Day Five: Six Places

So, we’re back from our weekend trip, and I’m settled in enough to get back to this blog series. Yesterday was just a bit crazy, so it didn’t happen. Here we go.

Six Places! I’m not sure what they want – is this six places I loathe? Six places I love and can’t decide which one I want to retire to? Six places I want to visit? I’m playing this by ear.

  1. Greenville, South Carolina. Ten years ago, I’d only been through Greenville once for about 2 hours total, and I coudn’t really even remember how we got there. I certainly never foresaw this place becoming my home, but after over five years here, I can say I am in love with this place. It’s just a beautiful area, close to the mountains and with a full four seasons to enjoy (rather than the two seasons we had back on the coast – summer for 3/4 of the year, and then a semi-winter). It became my “home” in so many ways before we welcomed Russ, but now that he’s with us, it is that much more my #1 place. I just don’t know if I’d ever want to live anywhere else full-time. That said, there are some other places that I could spend quite a bit of time…
  2. St. Simons Island, Georgia. We went here, sort of on a lark, for our honeymoon five years ago and just fell in love with the place.

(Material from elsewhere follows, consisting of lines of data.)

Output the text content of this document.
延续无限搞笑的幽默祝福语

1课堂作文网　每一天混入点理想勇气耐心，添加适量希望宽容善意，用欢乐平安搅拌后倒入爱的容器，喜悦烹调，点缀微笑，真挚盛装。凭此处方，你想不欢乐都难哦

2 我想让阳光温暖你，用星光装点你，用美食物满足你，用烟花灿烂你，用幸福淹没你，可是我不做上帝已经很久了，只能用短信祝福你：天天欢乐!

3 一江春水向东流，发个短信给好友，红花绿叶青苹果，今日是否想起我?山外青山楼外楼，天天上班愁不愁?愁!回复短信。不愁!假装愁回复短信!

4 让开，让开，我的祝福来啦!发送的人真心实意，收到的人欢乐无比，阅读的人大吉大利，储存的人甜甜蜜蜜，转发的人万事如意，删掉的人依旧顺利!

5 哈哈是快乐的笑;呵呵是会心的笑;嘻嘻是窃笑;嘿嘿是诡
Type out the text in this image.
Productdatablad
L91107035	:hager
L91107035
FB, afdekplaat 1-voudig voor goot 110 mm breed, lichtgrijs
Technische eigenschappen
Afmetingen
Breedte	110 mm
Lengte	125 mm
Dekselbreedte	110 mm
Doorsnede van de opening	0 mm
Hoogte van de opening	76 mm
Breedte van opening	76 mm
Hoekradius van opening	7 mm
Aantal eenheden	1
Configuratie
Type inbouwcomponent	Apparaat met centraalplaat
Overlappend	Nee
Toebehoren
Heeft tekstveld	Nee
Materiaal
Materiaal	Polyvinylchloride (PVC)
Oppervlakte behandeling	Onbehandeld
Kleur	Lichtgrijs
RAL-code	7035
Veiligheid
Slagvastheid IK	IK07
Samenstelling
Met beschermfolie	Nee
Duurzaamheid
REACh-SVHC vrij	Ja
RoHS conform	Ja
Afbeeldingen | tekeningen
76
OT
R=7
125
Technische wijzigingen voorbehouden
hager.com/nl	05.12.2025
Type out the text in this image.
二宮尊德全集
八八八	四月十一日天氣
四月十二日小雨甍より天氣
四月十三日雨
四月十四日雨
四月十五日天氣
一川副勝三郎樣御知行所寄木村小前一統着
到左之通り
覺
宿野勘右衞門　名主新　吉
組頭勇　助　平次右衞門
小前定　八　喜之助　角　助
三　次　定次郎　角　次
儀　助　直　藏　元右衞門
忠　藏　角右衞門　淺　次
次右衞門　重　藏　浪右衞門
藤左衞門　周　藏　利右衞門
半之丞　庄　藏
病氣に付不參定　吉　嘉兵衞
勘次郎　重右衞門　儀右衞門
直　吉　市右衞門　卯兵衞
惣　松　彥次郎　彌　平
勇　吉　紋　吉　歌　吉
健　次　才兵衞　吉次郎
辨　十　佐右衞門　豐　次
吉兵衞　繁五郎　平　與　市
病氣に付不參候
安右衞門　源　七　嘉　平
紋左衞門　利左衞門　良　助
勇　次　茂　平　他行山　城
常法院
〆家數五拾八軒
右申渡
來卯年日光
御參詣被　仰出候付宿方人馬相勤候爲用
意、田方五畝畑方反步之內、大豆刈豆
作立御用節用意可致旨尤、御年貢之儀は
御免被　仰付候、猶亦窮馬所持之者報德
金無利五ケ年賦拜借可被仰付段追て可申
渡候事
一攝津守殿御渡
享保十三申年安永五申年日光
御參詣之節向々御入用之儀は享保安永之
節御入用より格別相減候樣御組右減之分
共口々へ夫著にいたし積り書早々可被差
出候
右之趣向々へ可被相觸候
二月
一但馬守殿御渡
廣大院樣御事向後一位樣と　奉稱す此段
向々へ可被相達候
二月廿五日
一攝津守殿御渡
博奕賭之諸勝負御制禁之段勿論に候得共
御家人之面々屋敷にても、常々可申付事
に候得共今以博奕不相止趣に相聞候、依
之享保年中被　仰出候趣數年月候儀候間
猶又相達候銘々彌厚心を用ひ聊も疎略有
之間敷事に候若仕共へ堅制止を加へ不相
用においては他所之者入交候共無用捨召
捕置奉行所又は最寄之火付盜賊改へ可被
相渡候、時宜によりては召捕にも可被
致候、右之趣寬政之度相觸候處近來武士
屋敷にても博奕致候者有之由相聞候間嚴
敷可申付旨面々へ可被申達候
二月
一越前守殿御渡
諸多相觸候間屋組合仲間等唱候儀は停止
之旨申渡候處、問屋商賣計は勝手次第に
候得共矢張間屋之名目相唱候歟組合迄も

It is the most relaxing vacation, and doesn’t cost a lot of money compared to other places we could go. We tend to do the same thing every day that we’re there, which includes a lot of time outside and lots of yummy local specialties at the fabulous restaurants nearby.
  3. Lake Marion, Manning, SC. Manning has quickly replaced Conway as the place where I spend most of my time. In fact, I was born and raised in Conway, South Carolina – up til the 22nd year of my life – but you won’t find it on my list of places. Life is just evolving in that way, and I find that I feel a sense of belonging and comfort in the Lake Marion area that calms my soul and spurs deep thought. It’s definitely my favorite place to write, and of course, to spend time with my loved ones. My family on my father’s side has roots deeply embedded in this area, and I always feel like I’m somehow connecting to that part of my lineage whenever I’m there. It means something to me.
  4. Omaha Beach, Normandy, France. I want to visit here one day. In fact, I’m probably pretty unusual because of all the places I could go in Europe, I want to go here. I need to go here. I want to go there and sit and just be for awhile. My paternal grandfather managed to make his way up the beaches without being stopped in the violent and sad way that so many soldiers were on D-Day, only to succumb to a very sudden and violent heart attack at the age of only 46 – so I never met him, but I hear I’m very much like him. Sometimes I think it’s kind of like the Miranda Lambert song about “The House That Built Me,” that connection she speaks of that is felt through a place. I never got to meet him, but I guess a part of me believes that if I can just get here and sit, somehow I’ll find a greater connection to this lost part of my history. I don’t really care much about shopping in Paris or seeing the Berlin wall, though I’d love to do those things, too. But this is #1 on my future European itinerary.
  5. New York City. I’ve never been! Can you believe that? OK, I’ve been through one time, in 1999 on the way back from my father’s 20th reunion at West Point. He wanted to drive us sort of on the outskirts of the island (if NYC has outskirts to speak of), and we ran out of gas, and I remember being able to see the Twin Towers peering over the edge of shorter buildings nearby. I also remember the transsexual who was pumping gas for us. It was a very strange experience, but I remember being at my most awkward point in life (16 years old) and thinking “Wow, I would be a normal person here!” It was really something. I’d love to go back and actually see the city.
  6. The Mountains of North Carolina and Tennessee. If you really want to know the essence of me, picture a teenage girl, sitting in the backseat on a long family car trip, headphones blaring Smashing Pumpkins audibly to other passengers, staring out the window at mountains that seemed impossibly tall (even though they’re nothing compared to what you find out West in Colorado, Utah, etc.). I’m still there somewhere, and I think it’s really a fluke that I was born in a Coastal town. I am most definitely a mountain girl.